The fused ensemble EBM model achieved high discriminatory ability at predicting LF for head and neck cancer in independent primary and nodal structures. Although an additive benefit of delta radiomics over clinical factors could not be proven, the results trended towards improvement with the fused ensemble model, which are promising and worthy of prospective investigation in a larger cohort.
头颈部癌放化疗(CRT)后的局部失败(LF)与总体生存率低相关。如果机器学习技术能够根据基线和治疗期间的影像学检查对有治疗失败风险的患者进行分层,这样的模型可以促进适应性反应方法的应用,以加强、减弱或转换治疗方案。
纳入在单一机构接受确定性放疗的头颈部癌患者的1:2回顾性病例对照队列,这些患者在原发灶或淋巴结结构处局部、野内失败。使用PyRadiomics从放疗第1次和第21次(增量)时的基线CT和CBCT扫描中提取放射组学特征,并通过以下标准进行选择:可重复性(组内相关系数≥0.95)、冗余性[最大相关性和最小冗余性(mRMR)]和信息量[递归特征消除(RFE)]。使用可解释增强机器(EBM)分类器创建预测原发灶或淋巴结LF的单独模型,并进行5折交叉验证,用于(I)仅临床因素、(II)仅放射组学因素(CT1和增量特征)以及(III)融合模型(临床+放射组学)。进行25次迭代,并采用并行集成设计对预测分数进行平均。使用配对样本检验比较模型之间的受试者操作特征曲线。

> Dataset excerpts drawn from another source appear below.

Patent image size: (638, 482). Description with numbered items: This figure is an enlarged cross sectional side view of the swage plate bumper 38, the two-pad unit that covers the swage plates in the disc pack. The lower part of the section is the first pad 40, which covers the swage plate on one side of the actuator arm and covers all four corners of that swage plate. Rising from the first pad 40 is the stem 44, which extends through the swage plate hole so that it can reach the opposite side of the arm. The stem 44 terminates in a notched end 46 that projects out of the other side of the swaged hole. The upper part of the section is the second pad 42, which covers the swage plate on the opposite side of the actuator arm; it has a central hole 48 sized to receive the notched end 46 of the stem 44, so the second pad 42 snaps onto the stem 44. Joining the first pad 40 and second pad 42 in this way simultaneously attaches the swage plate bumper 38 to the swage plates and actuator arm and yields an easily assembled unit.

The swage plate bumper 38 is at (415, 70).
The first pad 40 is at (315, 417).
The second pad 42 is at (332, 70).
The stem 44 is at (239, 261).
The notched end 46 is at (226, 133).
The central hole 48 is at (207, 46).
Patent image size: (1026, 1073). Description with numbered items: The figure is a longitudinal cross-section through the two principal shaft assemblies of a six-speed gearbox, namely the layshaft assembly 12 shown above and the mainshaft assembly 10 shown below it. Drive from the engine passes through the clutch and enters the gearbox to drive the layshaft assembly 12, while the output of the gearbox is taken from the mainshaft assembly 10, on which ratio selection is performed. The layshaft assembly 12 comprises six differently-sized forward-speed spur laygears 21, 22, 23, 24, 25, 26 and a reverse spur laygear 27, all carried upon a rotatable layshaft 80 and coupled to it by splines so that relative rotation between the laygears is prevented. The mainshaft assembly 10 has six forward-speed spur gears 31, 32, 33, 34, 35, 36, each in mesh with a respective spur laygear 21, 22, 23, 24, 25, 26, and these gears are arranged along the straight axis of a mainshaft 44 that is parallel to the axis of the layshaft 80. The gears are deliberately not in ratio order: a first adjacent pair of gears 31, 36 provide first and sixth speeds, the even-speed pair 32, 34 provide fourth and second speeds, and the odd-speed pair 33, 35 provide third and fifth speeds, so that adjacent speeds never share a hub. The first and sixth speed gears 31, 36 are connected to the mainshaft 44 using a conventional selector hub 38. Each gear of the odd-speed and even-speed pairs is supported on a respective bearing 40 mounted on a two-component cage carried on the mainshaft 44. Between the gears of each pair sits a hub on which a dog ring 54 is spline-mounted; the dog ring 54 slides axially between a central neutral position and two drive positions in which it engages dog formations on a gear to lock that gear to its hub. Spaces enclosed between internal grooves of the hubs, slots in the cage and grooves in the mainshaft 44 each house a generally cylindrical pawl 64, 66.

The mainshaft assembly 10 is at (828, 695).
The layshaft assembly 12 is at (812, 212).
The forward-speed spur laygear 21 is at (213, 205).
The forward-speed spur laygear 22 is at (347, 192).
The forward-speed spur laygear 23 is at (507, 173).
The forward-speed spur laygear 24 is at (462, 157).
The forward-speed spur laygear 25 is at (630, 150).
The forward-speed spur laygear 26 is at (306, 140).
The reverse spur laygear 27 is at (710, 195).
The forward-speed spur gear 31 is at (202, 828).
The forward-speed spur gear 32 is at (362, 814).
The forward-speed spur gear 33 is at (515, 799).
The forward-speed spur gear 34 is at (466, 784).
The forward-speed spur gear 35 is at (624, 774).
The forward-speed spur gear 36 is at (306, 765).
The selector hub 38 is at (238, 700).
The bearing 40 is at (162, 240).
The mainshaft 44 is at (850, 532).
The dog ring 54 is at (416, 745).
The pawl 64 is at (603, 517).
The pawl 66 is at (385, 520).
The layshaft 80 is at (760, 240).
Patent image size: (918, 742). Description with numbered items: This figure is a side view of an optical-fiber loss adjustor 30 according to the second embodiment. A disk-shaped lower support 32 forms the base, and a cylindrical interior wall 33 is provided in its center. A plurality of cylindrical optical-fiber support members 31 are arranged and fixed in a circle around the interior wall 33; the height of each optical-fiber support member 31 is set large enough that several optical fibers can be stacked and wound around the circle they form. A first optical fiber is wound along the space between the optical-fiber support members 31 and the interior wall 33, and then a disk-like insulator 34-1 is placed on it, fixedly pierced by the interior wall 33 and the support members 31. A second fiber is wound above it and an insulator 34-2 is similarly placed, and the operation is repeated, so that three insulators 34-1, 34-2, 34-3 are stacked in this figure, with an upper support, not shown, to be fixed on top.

原发灶的融合集成模型(使用临床、CT1和增量特征)在最大约登J统计量时的AUC为0.871,灵敏度为78.3%,特异性为90.9%。与仅临床因素的集成模型相比(AUC =0.788,P=0.134),融合集成模型有改善趋势,但与放射组学集成模型相比(AUC =0.770,P=0.017)达到显著差异。淋巴结的融合集成模型AUC为0.910,灵敏度为100.0%,特异性为68.0%,与临床模型相比(AUC =0.865,P=0.080)也有改善趋势。
融合集成EBM模型在预测头颈部癌独立原发灶和淋巴结结构的LF方面具有较高的判别能力。虽然增量放射组学相对于临床因素的附加益处尚未得到证实,但融合集成模型的结果有改善趋势,很有前景,值得在更大队列中进行前瞻性研究。